- Rice, Oregon Rice, Oregon
- Coordinates: 45°30′19″N 121°02′39″W﻿ / ﻿45.50528°N 121.04417°W
- Country: United States
- State: Oregon
- County: Wasco
- Elevation: 1,010 ft (310 m)
- Time zone: UTC-8 (Pacific (PST))
- • Summer (DST): UTC-7 (PDT)
- Area codes: 458 and 541

= Rice, Oregon =

Unincorporated community in the state of Oregon, United States

Rice is an unincorporated community in Wasco County, in the U.S. state of Oregon. It is about 5 mi northeast of Dufur, near Boyd and U.S. Route 197.

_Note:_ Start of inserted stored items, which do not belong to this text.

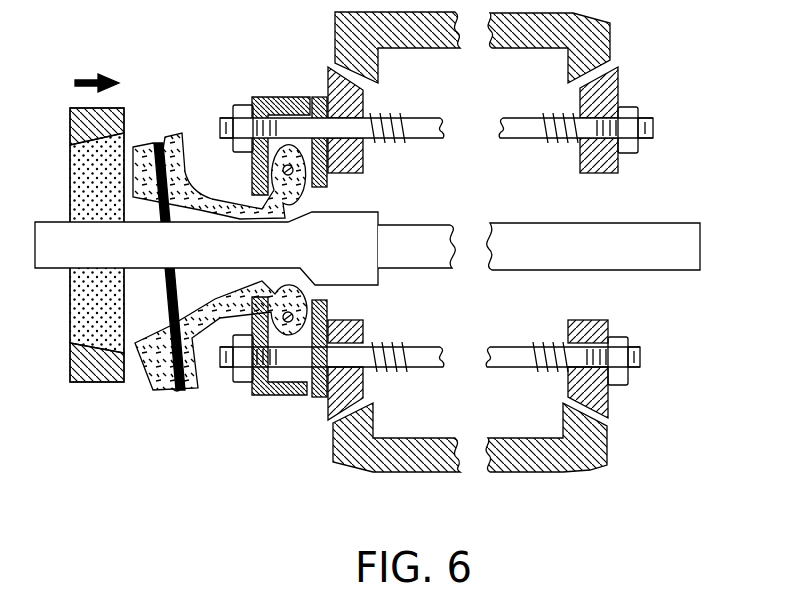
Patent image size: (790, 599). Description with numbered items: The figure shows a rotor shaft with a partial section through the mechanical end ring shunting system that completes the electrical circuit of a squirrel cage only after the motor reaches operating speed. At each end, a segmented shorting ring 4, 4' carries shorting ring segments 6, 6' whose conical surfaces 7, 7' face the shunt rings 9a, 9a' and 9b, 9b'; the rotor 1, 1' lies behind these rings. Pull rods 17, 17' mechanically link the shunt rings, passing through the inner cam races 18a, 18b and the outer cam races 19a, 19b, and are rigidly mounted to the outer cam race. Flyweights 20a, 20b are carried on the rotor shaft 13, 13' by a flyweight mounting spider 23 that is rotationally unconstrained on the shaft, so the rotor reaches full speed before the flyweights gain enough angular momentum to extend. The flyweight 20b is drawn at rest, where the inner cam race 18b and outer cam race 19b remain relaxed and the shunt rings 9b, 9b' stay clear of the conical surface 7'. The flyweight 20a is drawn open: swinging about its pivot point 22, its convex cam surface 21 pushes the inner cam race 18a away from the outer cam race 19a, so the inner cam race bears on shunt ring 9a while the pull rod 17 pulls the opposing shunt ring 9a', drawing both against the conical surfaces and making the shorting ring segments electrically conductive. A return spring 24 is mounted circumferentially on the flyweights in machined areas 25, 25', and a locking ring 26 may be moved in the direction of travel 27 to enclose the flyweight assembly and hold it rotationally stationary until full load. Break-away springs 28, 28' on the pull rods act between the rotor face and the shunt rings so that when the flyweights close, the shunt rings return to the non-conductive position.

The rotor 1 is at (419, 44).
The rotor 1' is at (523, 472).
The segmented shorting ring 4 is at (380, 45).
The segmented shorting ring 4' is at (465, 444).
The shorting ring segment 6 is at (562, 47).
The shorting ring segment 6' is at (347, 455).
The conical surface 7 is at (368, 85).
The conical surface 7' is at (572, 86).
The shunt ring 9a is at (326, 381).
The opposing shunt ring 9a' is at (611, 370).
The shunt ring 9b is at (328, 113).
The opposing shunt ring 9b' is at (623, 134).
The rotor shaft 13 is at (423, 231).
The rotor shaft 13' is at (593, 263).
The pull rod 17 is at (432, 145).
The pull rod 17' is at (509, 377).
The inner cam race 18a is at (328, 307).
The inner cam race 18b is at (328, 182).
The outer cam race 19a is at (265, 397).
The outer cam race 19b is at (258, 97).
The flyweight 20a is at (150, 392).
The flyweight 20b is at (195, 122).
The convex cam surface 21 is at (262, 203).
The pivot point 22 is at (300, 300).
The flyweight mounting spider 23 is at (380, 249).
The return spring 24 is at (176, 250).
The machined area 25 is at (159, 253).
The machined area 25' is at (192, 404).
The locking ring 26 is at (90, 385).
The direction of travel 27 is at (92, 80).
The break-away spring 28 is at (337, 121).
The break-away spring 28' is at (436, 256).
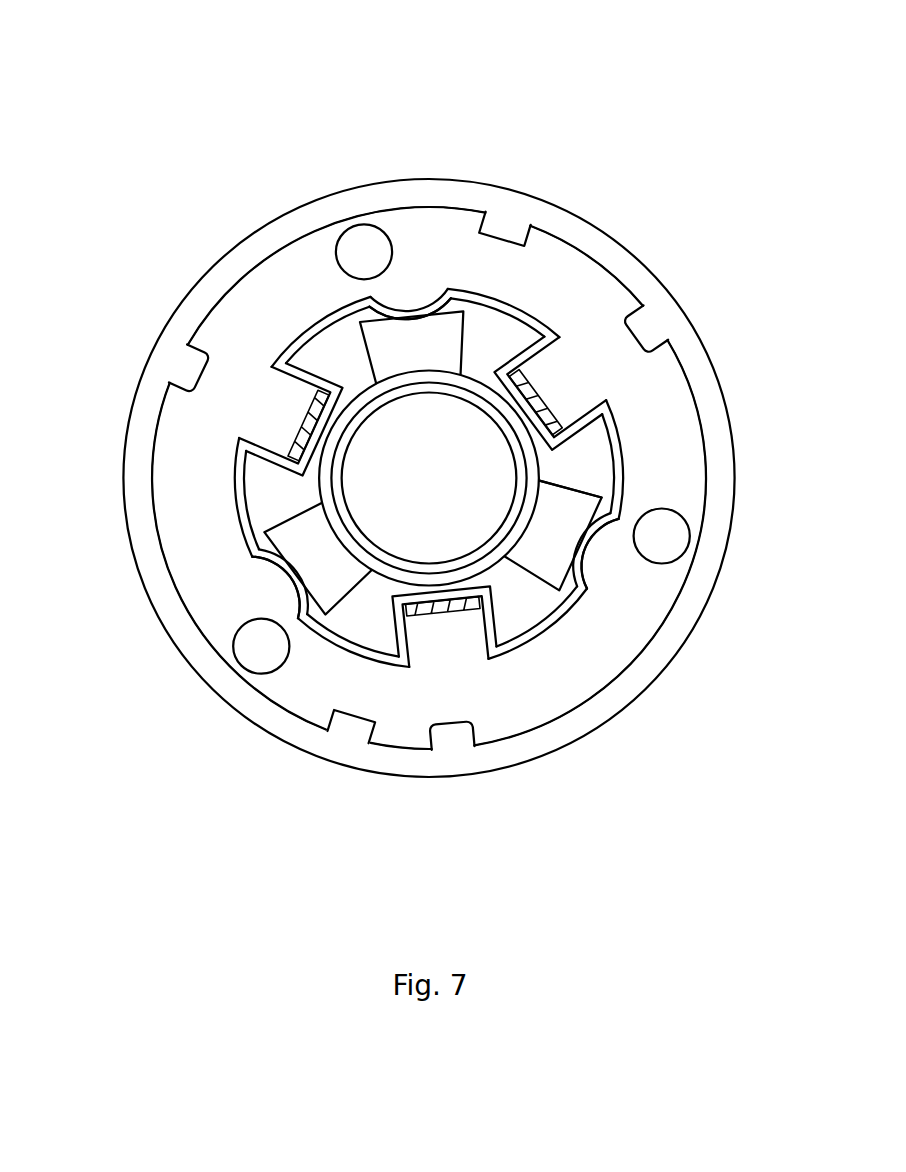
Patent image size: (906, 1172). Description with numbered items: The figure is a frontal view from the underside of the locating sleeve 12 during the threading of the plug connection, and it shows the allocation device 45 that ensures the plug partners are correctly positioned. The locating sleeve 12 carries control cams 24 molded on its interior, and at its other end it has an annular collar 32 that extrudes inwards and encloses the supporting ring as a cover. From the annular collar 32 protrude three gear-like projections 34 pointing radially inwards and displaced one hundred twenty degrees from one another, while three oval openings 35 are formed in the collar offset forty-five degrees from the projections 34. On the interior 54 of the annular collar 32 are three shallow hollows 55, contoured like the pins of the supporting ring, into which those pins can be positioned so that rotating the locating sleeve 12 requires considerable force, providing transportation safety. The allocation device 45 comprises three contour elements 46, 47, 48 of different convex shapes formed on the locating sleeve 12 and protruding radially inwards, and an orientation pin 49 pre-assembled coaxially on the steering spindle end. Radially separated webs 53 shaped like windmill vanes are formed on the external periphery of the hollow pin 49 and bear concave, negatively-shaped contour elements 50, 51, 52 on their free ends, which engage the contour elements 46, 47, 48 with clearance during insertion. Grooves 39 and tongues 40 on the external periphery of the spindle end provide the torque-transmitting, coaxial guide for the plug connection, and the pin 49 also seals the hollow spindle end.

The locating sleeve 12 is at (607, 232).
The control cam 24 is at (506, 228).
The annular collar 32 is at (283, 290).
The gear-like projection 34 is at (555, 391).
The oval opening 35 is at (362, 243).
The groove 39 is at (546, 345).
The tongue 40 is at (472, 346).
The allocation device 45 is at (204, 150).
The contour element 46 is at (410, 318).
The contour element 47 is at (593, 552).
The contour element 48 is at (284, 602).
The orientation pin 49 is at (570, 490).
The contour element 50 is at (416, 312).
The contour element 51 is at (586, 552).
The contour element 52 is at (286, 585).
The web 53 is at (402, 363).
The interior of the annular collar 54 is at (238, 323).
The shallow hollow 55 is at (186, 365).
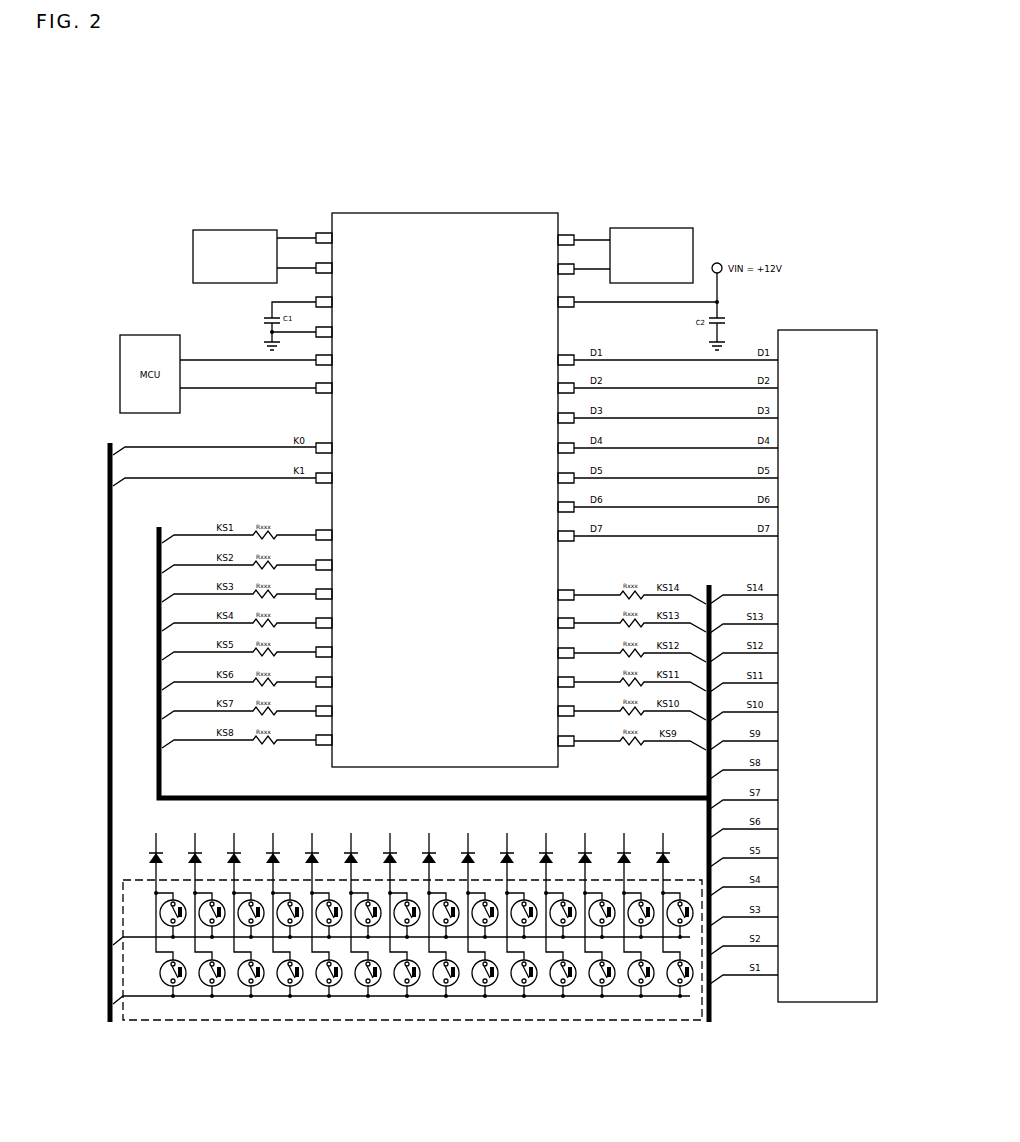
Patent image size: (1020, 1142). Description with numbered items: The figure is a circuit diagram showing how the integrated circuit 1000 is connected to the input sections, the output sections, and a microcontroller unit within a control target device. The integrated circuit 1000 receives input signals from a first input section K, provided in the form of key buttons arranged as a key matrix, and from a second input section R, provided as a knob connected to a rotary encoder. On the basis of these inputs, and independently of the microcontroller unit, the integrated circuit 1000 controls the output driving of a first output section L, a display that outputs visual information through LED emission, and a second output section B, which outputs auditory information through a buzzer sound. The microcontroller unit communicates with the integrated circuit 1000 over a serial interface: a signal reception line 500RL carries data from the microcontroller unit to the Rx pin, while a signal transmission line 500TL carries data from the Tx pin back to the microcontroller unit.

The integrated circuit 1000 is at (441, 214).
The second input section R is at (232, 229).
The second output section B is at (627, 228).
The signal reception line 500RL is at (200, 360).
The signal transmission line 500TL is at (236, 388).
The first input section K is at (552, 1022).
The first output section L is at (833, 1002).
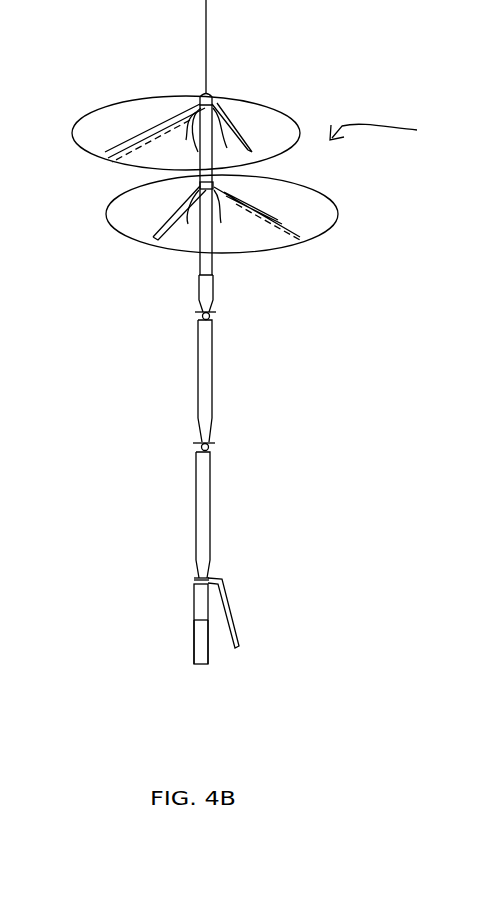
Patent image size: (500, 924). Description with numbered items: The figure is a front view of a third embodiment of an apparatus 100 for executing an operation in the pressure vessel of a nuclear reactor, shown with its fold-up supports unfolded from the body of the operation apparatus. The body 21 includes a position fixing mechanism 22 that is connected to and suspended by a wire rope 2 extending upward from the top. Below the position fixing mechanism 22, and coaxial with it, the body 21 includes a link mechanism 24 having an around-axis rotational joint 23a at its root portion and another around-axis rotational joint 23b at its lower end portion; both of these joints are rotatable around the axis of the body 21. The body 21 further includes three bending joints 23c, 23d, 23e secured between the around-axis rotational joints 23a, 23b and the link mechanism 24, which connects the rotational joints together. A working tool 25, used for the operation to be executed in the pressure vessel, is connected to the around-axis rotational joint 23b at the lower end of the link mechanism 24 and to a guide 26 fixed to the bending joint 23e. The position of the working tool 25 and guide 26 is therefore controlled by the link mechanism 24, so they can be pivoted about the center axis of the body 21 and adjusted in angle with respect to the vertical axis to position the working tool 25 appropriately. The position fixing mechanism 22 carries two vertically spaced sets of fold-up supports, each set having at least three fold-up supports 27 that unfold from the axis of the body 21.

The wind power generator 100 is at (396, 130).
The wire rope 2 is at (206, 58).
The body 21 is at (190, 406).
The position fixing mechanism 22 is at (142, 100).
The around-axis rotational joint 23a is at (196, 280).
The around-axis rotational joint 23b is at (188, 623).
The bending joint 23c is at (212, 312).
The bending joint 23d is at (210, 447).
The bending joint 23e is at (195, 578).
The link mechanism 24 is at (213, 355).
The working tool 25 is at (190, 655).
The guide 26 is at (229, 601).
The fold-up support 27 is at (237, 127).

Rice was named for Horace Rice (1829–1915), an Oregon Trail pioneer who settled on upper Fifteenmile Creek in the 1860s and who planted the first crop of wheat in upland Wasco County. When the Great Southern Railroad established a line into the area in 1905, Rice's name was given to the station near the confluence of Fifteenmile Creek and Dry Creek. At one time Rice had a 50,000-bushel farmers' grain elevator run by the Rice-Union Elevator Company. According to the author of Oregon Geographic Names, however, as of 1980 "there was little evidence of urban activity."

The historic Rice Cemetery is the burial place for several members of the Rice family.